Olhou, o Poeta, mais uma vez, para o morto. Notou que Ribamar era um cadáver verde-esbranquiçado que lhe sorria. Olhou para os lados, pensou em desmaiar. Voltou os olhos para Ribamar que lhe continuava rindo.

O troller do Poeta nunca seguiu um caminho mais rápido. E feliz. E admirado.

- Essa é boa! Ribamar é um morto que sorriu pra mim. - Pensou o Poeta ainda desacostumado com as surpresas da vida.

sábado, 21 de abril de 2012

É LOUCURA QUE NÃO SE PERCEBE

Depois de oito dias seguidos, os pulmões do Poeta e de Espelho precisavam do ar puro, mas não tinham mais tempo. Precisavam voltar. Espelho para as rezas confusas da sua mãe e do povo daquele lugar. Poeta tinha que seguir o caminho em busca da fazenda de Samburá.

Na estrada, o carro seguia vagarosamente: na mente do Poeta, uma nostalgia pré-existente acariciava-lhe o peito amarelo-saudade por causa de Espelho.

O celular toca.

- Olá! - Poeta? Aqui é Fred Samburá! Você chega quando?

- Em poucas horas. Chego para o almoço.

- Poeta, você chega para o almoço de hoje?

- Sim... Para o almoço de hoje! – responde, rindo com alegria, o Poeta.

O celular toca outra vez. Um número nunca visto antes. O Poeta abre a janela de seu veículo, e lança o celular com a força de muitas raivas guardadas.

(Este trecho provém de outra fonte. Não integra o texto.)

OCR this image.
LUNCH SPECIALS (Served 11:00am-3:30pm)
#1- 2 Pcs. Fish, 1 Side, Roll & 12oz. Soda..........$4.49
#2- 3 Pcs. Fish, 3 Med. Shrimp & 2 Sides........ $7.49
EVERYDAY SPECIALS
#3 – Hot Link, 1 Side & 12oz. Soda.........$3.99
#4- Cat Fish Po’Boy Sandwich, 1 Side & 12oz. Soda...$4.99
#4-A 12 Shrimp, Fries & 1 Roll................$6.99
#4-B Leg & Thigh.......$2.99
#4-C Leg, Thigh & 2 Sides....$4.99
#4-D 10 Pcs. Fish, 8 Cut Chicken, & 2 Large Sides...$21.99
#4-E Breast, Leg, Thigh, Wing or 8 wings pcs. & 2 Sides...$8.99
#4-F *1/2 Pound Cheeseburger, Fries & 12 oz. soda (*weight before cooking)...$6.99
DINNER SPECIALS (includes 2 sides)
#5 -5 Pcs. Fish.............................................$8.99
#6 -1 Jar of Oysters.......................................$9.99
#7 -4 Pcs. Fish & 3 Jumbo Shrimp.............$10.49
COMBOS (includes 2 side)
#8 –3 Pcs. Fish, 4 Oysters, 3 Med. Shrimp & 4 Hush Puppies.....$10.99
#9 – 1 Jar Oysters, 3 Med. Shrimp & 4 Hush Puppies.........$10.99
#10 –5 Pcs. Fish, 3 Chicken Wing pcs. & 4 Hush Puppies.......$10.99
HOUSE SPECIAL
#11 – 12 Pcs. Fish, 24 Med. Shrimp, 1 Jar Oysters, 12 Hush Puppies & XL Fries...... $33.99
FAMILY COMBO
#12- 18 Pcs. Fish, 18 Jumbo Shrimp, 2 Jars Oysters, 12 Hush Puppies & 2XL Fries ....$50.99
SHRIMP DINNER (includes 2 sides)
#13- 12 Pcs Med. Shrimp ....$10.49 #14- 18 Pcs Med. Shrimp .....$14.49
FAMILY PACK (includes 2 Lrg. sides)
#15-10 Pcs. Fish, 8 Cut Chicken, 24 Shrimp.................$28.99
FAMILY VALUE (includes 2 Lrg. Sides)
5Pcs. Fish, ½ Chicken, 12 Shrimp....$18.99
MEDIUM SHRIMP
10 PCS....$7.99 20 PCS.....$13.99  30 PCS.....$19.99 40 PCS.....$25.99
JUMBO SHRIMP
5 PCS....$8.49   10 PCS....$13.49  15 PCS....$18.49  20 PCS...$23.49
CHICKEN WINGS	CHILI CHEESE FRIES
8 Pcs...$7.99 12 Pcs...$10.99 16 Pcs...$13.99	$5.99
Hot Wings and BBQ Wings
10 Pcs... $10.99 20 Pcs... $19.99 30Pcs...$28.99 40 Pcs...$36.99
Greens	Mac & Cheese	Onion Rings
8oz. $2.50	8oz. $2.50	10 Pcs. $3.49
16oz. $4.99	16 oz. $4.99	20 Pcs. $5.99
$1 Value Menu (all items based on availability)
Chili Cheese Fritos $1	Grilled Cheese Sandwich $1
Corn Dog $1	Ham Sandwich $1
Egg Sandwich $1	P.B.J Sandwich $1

- Por que você fez isso? – Grita, apavorada, Espelho. - Poeta, você é um louco.

Espelho e Poeta faziam o silêncio mais gritante que poderiam imaginar. O tempo e o carro deslizavam. O veículo foi perdendo velocidade. E foi parando, parando, até chegar em frente ao boteco do homem gordo de traseiro estreito. Antes de Espelho sair, o Poeta segurou-a pelas mãos.

- Por que seu nome é Espelho?

- Porque, em mim, você vê a si mesmo.

- Espelho, espere!

- Diga depressa! Eu tenho que ir. Tenho minhas dores para cuidar. Cuide das suas. Encontre Samburá.

- Espelho, eu sou louco?

- Muito pouco... É loucura que não se percebe.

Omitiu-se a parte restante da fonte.